In February 2025, the European Commission launched its “Omnibus” initiative as part of a wider simplification agenda intended to reduce reporting burdens for companies. The Omnibus put forward by the European Commission contained a substantial scaling‑back of CSRD, triggering negotiating positions to be found by the Council of European Union and the European Parliament. Trilogue negotiations between the European Commission, the Council of the European Union and the European Parliament proceeded at pace throughout the end of 2025.
Now, on 16 December 2025, the European Parliament has voted through the revised CSRD.
Key features of the revamped CSRD
- EU company scope: Under the amended CSRD, EU companies fall within scope only if they exceed EUR 450 million net turnover and have 1,000 employees at the entity or consolidated level. This marks a very significant narrowing from the original framework and is expected to reduce the number of mandatory reporters by at least 80%.
- Non‑EU company scope: Non‑EU parent groups must report where their EU net turnover exceeds EUR 450 million, and they have an EU subsidiary or branch generating at least EUR 200 million turnover. In‑scope non‑EU groups must prepare a sustainability report at the group level.
- Application timelines: Member States may exempt companies that fall below the new scope thresholds from reporting obligations for financial years 2025 and 2026. The revised scope will apply in full from financial year 2027.
- Revised ESRS: A new, simplified set of ESRS must be adopted within six months of the CSRD’s entry into force. The revised standards are expected to reduce datapoints, prioritise quantitative disclosures, clarify materiality expectations and enhance interoperability with other global frameworks.

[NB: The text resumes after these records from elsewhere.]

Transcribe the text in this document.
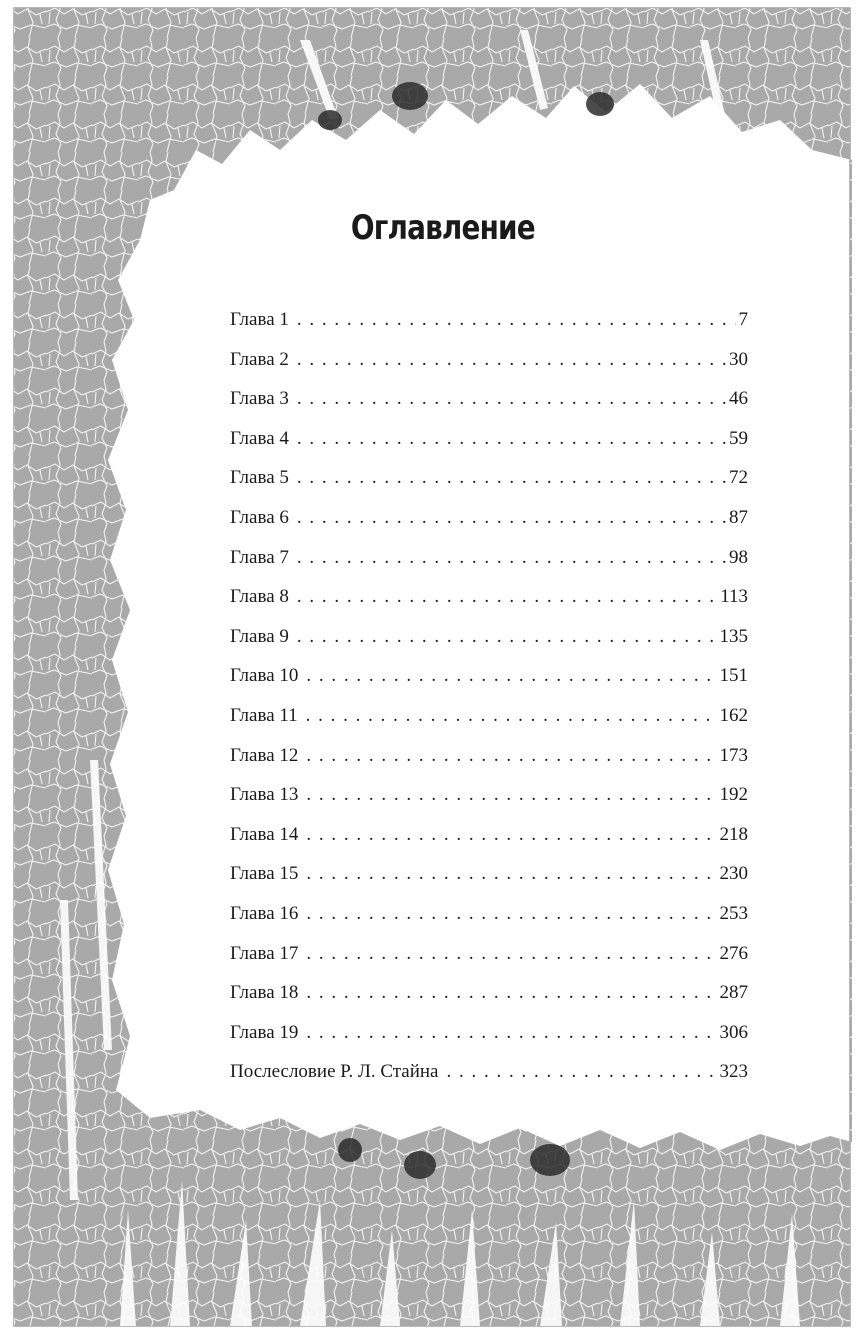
Оглавление
Глава 1 . . .	7
Глава 2 . . .	30
Глава 3 . . .	46
Глава 4 . . .	59
Глава 5 . . .	72
Глава 6 . . .	87
Глава 7 . . .	98
Глава 8 . . .	113
Глава 9 . . .	135
Глава 10 . . .	151
Глава 11 . . .	162
Глава 12 . . .	173
Глава 13 . . .	192
Глава 14 . . .	218
Глава 15 . . .	230
Глава 16 . . .	253
Глава 17 . . .	276
Глава 18 . . .	287
Глава 19 . . .	306
Послесловие Р. Л. Стайна . . .	323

- Value‑chain disclosures: The revised framework introduces “value‑chain caps” that limit the information companies may require from value‑chain entities with fewer than 1,000 employees. Companies will retain a three‑year transition period during which estimates may be used where complete information cannot be obtained.

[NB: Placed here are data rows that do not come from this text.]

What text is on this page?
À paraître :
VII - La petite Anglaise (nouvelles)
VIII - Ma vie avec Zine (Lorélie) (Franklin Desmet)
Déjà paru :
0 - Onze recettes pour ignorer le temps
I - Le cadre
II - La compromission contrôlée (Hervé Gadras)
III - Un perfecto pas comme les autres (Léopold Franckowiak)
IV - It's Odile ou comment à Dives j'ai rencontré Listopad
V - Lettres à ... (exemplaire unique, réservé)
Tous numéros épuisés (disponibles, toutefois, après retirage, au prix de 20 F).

- Assurance and implementation support: Limited‑assurance requirements remain in place, with EU assurance standards due by 1 July 2027. A new EU sustainability reporting portal will also be established to support implementation. Reporting thresholds will be subject to periodic adjustment for inflation.
What This Means in Practice
Overall, the amended CSRD significantly reduces the number of companies subject to mandatory EU sustainability reporting.
Companies currently preparing for CSRD should reassess their potential in‑scope status under the new thresholds, monitor Member State implementation decisions for the 2025–2026 exemptions and prepare for the revised ESRS expected in mid‑2026.